Nonfarm payroll employment in May grew a modest 54,000, following a revised 232,000 jump in April and a 194,000 increase in March, far lower than analysts' revised forecast for a 170,000 expansion.  Private nonfarm payrolls advanced 83,000 in May, following a 251,000 increase in April, also far lower than the median forecast of a 180,000.

From Wall Street Journal,

Sluggishness in payroll jobs was broad based...................................

Goods-producing jobs edged up 3,000, following a 38,000 rise in April. Manufacturing jobs dipped 5,000 after a 24,000 advance the month before. However, construction nudged up 2,000 after a 5,000 increase in April. Mining gained 7,000, following an 11,000 boost in April.
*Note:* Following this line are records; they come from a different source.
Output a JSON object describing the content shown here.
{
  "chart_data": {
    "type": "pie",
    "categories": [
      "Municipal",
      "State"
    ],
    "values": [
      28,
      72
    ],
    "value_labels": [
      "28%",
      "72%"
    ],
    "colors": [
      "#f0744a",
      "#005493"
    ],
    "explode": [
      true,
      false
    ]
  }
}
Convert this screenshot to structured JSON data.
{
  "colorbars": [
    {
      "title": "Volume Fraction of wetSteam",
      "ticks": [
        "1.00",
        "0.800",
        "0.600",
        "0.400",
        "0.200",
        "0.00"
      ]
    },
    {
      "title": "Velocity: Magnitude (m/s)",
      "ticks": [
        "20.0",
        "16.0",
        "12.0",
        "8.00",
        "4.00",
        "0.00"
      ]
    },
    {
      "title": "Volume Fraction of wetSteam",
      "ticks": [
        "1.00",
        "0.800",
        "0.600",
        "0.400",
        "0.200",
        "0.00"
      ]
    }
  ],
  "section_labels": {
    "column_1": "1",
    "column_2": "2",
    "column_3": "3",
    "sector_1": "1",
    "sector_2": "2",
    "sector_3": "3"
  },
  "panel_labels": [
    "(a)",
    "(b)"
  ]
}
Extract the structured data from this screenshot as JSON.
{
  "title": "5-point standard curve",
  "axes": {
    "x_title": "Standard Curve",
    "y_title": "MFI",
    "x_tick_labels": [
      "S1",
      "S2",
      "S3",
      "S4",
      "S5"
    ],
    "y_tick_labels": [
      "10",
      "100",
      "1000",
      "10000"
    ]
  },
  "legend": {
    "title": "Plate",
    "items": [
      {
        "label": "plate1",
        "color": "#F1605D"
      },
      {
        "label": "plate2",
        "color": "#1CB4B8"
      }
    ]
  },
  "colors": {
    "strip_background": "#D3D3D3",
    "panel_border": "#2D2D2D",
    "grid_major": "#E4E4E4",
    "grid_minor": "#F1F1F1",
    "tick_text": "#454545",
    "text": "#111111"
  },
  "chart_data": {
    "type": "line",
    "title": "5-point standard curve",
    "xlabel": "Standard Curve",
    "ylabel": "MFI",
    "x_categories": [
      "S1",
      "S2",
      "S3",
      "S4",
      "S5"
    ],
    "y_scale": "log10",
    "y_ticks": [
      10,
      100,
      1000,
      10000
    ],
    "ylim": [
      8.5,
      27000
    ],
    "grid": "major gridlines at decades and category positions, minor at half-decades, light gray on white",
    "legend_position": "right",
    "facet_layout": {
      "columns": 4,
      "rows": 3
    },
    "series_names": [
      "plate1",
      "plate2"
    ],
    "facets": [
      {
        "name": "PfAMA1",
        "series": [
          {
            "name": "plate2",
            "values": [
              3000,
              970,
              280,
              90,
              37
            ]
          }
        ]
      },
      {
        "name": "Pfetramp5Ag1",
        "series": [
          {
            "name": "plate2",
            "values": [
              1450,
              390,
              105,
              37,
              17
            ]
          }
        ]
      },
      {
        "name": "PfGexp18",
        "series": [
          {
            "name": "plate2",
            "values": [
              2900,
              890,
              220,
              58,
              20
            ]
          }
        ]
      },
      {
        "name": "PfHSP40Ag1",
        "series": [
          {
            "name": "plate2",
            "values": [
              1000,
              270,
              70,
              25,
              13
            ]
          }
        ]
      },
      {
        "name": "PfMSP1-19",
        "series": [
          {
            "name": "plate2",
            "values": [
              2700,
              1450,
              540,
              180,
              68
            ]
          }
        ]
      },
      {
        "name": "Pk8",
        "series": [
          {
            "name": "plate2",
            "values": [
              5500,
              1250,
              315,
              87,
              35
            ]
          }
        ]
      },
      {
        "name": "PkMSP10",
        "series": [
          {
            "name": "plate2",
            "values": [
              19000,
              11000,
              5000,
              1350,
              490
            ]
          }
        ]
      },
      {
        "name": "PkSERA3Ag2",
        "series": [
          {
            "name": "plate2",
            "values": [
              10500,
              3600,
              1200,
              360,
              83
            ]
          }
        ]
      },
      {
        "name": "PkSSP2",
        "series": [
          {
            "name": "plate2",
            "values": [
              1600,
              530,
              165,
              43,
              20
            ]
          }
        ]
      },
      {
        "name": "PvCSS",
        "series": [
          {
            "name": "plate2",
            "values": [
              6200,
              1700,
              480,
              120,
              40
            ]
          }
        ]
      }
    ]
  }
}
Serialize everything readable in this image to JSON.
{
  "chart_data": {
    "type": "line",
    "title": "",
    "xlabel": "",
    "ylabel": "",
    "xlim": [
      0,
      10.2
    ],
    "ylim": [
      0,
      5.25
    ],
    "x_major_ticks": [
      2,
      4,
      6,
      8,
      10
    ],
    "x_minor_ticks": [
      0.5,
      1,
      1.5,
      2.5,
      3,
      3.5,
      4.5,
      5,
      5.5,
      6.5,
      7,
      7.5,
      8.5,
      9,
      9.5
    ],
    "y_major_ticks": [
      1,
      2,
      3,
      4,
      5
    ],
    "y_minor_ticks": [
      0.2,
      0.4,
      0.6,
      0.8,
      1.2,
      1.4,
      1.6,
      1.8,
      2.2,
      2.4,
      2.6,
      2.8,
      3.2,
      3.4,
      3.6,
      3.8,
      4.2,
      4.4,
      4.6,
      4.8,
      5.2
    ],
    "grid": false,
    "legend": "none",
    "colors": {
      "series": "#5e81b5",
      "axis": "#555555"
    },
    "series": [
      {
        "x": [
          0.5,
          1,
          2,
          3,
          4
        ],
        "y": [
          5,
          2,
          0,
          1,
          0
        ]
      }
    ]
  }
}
Private service-providing jobs slowed to an increase of 80,000 after a 213,000 jump the prior month. There was not much to write home about as the biggest component gain was for professional & business services with a 44,000 increase in May. Health care rose 17,400 for the latest month. On the down side, retail trade fell 8,500 while leisure & hospitality dipped 6,000.

Government jobs contracted 29,000, following a 19,000 dip in April. This latest decrease was largely local government, led down by local government education.

On a positive note, wage growth improved in May as average hourly earnings rose 0.3 percent, following a 0.1 percent uptick in April. May's number topped the median forecast for a 0.2 percent increase. The average workweek for all workers in May held steady at 34.4 hours.

On a year-ago basis, overall payroll jobs in May eased to 0.7 percent, down from a 1.0 percent pace the month before.

Turning to the household survey, the unemployment rate nudged up to 9.1 percent from 9.0 percent in April. Household employment actually rose 105,000 for the month but was outpaced by a 272,000 gain in the labor force.

The big question is whether the May numbers are a temporary soft spot or a new trend.